Some Psi-Judges used little rituals when they did something active like a cold read, which was a process of plugging energy into a dead brain and re-firing the synapses so that an imprinted scan could be taken. It was like the way, she had read, that junkies and other drug users had made up whole stories about the things they used, and the way they used them, back in the old days.

They built up entire internal mythologies about how they were contacting Higher Beings, achieving a new spiritual state, accessing some superior human potential as if whatever substance they had taken was some kind of sacrament.
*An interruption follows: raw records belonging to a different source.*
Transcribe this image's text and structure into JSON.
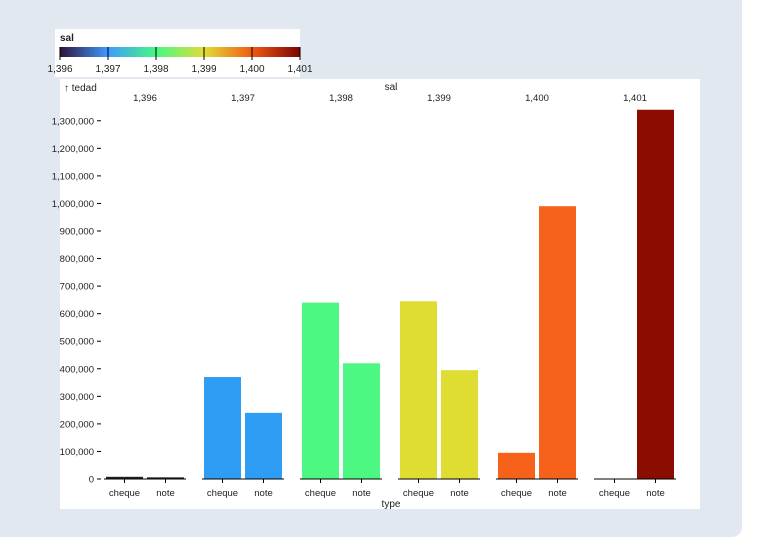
{
  "legend": {
    "title": "sal",
    "ticks": [
      "1,396",
      "1,397",
      "1,398",
      "1,399",
      "1,400",
      "1,401"
    ],
    "colors": [
      "#30123b",
      "#3e9bfe",
      "#46f884",
      "#e1dd37",
      "#f05b12",
      "#7a0403"
    ]
  },
  "chart_data": {
    "type": "bar",
    "facet_field": "sal",
    "facet_labels": [
      "1,396",
      "1,397",
      "1,398",
      "1,399",
      "1,400",
      "1,401"
    ],
    "categories": [
      "cheque",
      "note"
    ],
    "values": [
      [
        8000,
        6000
      ],
      [
        370000,
        240000
      ],
      [
        640000,
        420000
      ],
      [
        645000,
        395000
      ],
      [
        95000,
        990000
      ],
      [
        0,
        1340000
      ]
    ],
    "colors": [
      "#222222",
      "#2f9df4",
      "#4cf882",
      "#dfdd32",
      "#f6621a",
      "#8b0c00"
    ],
    "yaxis_ticks": [
      "0",
      "100,000",
      "200,000",
      "300,000",
      "400,000",
      "500,000",
      "600,000",
      "700,000",
      "800,000",
      "900,000",
      "1,000,000",
      "1,100,000",
      "1,200,000",
      "1,300,000"
    ],
    "y_tick_values": [
      0,
      100000,
      200000,
      300000,
      400000,
      500000,
      600000,
      700000,
      800000,
      900000,
      1000000,
      1100000,
      1200000,
      1300000
    ],
    "ylim": [
      0,
      1350000
    ],
    "ylabel": "↑ tedad",
    "xlabel": "type",
    "grid": false
  }
}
The reality then, as now, was that you were simply plugging new instructions into the workings of the memoplex inside the ganglionic sponge that rode the meat machine of your body.

Sela didn't go in for any of that stomm. She simply removed a gauntlet and put a finger on the body's head - the bare minimum necessary to make galvanistic contact - and went inside.

Interlude: Cerebral Break

 

In the ZipCo
TM
corporate hab-block in Sector Nine, Employee Number RD0227-774R Juna Rae enters her sleep-capsule. A small woman, she is naturally inclined to plumpness, radiating a sense of solemn, childlike simplicity of which she is completely unaware.

It is not that she is unintelligent or uneducated. She has merely spent the entire twenty-seven years of her life within the corporate structure. It's safer in here than the Mega-City outside.

She has never gone hungry; she has never eaten too much. Every meal she has ever eaten has been nutritionally tailored to her precise physical requirements and served to an optimally devised schedule.

She has never suffered from more than minor illness. She has been inoculated from birth against all major diseases with which she is liable to come into contact, and the process is repeated every six months. She has a natural resistance to the hepatitis B vaccine so she will never, ever be allowed to come into contact with this particular virus.

Neuro-scanning shows that she is one of that small minority poised precisely between homo and heterosexuality, and who would require recreational facilities distinct from and more complex than the norms of either, were this not deemed far too resource-wasteful to supply. She has therefore been hormonally and subliminally conditioned from birth to tip the balance in a direction chosen more or less at random; in this case towards heterosexuality.